それを見たエミールは王宮騎士たちに命じている。


「宰相と侯爵は別々にして牢に入れて。

 ルメール侯爵夫人とジョアンヌをすぐに呼び出してくれ」


 「「「はっ」」」


宰相と侯爵はもがいていたけれど、糸で巻かれたまま担がれていく。


「兄上は自分の部屋で謹慎していて。

 処罰が決まれば知らせるよ」


「……なぜお前に従わなければならない」


どうして側妃の子であるエミールに従わなければならない。


「それは今、俺が国王に代わって処罰を決める権限を持っているからだよ。

 ……それにすぐに俺が王太子になる。兄上はもう必要ないんだ。

 おい、お前たち。

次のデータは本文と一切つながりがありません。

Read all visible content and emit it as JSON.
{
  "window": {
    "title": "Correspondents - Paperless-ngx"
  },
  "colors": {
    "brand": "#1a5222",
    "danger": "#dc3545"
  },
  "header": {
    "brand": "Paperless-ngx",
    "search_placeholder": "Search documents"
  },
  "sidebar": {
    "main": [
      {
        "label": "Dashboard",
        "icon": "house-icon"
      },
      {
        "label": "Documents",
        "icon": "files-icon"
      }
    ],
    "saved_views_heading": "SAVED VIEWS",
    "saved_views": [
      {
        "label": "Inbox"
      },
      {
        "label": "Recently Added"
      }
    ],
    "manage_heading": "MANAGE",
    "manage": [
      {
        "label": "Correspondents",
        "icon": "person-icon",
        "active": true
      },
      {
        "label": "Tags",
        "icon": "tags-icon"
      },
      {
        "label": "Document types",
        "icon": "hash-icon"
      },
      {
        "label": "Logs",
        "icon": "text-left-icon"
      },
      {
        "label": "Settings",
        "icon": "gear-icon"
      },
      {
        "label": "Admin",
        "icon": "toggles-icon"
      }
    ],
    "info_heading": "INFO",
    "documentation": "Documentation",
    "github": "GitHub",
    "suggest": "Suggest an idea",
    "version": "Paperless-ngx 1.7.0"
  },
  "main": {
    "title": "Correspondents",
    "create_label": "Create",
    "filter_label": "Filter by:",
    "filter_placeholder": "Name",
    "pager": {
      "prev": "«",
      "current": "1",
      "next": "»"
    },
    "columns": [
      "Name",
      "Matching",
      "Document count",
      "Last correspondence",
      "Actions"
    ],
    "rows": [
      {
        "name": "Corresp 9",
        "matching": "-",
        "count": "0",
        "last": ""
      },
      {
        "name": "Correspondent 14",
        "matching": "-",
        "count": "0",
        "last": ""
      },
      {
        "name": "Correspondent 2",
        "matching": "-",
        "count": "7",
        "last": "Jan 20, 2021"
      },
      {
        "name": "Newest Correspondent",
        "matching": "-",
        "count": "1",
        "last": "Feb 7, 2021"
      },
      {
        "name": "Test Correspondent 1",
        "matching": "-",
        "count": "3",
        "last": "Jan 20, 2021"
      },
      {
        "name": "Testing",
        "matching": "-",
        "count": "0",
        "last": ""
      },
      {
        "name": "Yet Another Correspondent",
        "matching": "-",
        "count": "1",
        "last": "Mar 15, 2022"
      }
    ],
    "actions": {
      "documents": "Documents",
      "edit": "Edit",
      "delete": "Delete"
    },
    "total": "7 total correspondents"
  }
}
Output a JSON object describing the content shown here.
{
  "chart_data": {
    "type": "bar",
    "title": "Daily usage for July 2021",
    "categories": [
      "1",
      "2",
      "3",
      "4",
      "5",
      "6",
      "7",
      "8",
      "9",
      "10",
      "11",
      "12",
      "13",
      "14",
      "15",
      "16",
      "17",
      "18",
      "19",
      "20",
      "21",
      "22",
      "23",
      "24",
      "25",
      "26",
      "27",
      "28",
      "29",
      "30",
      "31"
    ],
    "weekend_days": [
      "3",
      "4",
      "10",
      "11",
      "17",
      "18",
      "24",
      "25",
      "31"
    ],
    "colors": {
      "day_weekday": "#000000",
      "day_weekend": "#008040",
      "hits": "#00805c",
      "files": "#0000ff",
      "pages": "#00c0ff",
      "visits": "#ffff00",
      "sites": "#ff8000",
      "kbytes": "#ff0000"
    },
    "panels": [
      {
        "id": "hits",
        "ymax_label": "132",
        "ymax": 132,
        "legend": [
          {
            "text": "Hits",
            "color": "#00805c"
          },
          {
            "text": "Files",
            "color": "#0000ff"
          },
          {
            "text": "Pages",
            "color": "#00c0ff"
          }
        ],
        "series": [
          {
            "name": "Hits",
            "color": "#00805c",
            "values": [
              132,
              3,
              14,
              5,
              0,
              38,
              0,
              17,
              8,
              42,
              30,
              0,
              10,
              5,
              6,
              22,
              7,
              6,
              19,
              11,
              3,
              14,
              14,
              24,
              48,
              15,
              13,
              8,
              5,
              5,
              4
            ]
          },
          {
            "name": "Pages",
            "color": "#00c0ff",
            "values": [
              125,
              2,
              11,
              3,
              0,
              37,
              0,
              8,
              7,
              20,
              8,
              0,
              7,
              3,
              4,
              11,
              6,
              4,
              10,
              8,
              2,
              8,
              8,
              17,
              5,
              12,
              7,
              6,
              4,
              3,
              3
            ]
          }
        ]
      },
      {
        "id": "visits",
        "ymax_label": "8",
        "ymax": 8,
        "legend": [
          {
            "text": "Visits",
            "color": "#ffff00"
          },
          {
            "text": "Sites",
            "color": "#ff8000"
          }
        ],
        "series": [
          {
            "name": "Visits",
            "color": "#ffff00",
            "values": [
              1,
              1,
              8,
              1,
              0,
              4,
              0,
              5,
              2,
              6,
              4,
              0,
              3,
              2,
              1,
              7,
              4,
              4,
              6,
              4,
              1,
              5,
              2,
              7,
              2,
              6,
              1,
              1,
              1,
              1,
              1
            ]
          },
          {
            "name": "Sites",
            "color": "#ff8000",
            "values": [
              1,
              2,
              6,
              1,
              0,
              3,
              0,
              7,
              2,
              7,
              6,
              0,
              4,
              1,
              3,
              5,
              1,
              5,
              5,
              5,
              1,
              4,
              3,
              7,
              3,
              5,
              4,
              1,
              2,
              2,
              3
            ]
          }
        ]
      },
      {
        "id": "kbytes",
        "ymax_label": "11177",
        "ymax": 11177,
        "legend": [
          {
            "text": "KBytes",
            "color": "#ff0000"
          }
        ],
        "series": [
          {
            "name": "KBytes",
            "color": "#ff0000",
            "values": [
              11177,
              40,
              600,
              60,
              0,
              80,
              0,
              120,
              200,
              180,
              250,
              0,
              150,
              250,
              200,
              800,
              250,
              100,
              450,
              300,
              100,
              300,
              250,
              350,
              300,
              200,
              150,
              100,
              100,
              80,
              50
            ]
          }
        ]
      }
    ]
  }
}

兄上も部屋まで運んでくれ」


 「「「「はっ」」」」


「おい!何をするんだ!離せ!」


王宮騎士たちに腕をつかまれ、引きずられるようにして部屋に連れて行かれる。

ドアは外から鍵がかけられ、呼んでも誰も来てくれない。


丸一日、食事すら届けられず、水だけを飲んで過ごしていると、

ようやくドアが開いた。


食事と一緒に届けられた書類には、エミールが王太子になったことと、

俺が王族から外されることが書かれていた。


「王族でなくなったら、どうなるんだ……」


つぶやいても誰も返事をしてくれない。

一日二回の粗末な食事だけが運ばれてくるが、

けっして外には出してもらえない。


その答えがわかったのは、二週間後。

俺は伯爵位をもらって、騎士団に放り込まれていた。


王都の周りに増えすぎた魔獣を討伐する隊の小隊長として。

剣術の授業さえ真面目にやらなかった俺に何ができるんだろう。

部下の騎士たちも不安そうな顔をしているのがわかる。


それからずっと、傷だらけになりながらも魔獣と戦っている。

王族だった時の俺とは何もかもが変わってしまった。


今でもアンリエットが帰ってきてくれたらと思う。

どうして素直に好きだと言って大事にできなかったのか。

悔やんでも遅いのはわかっているのに。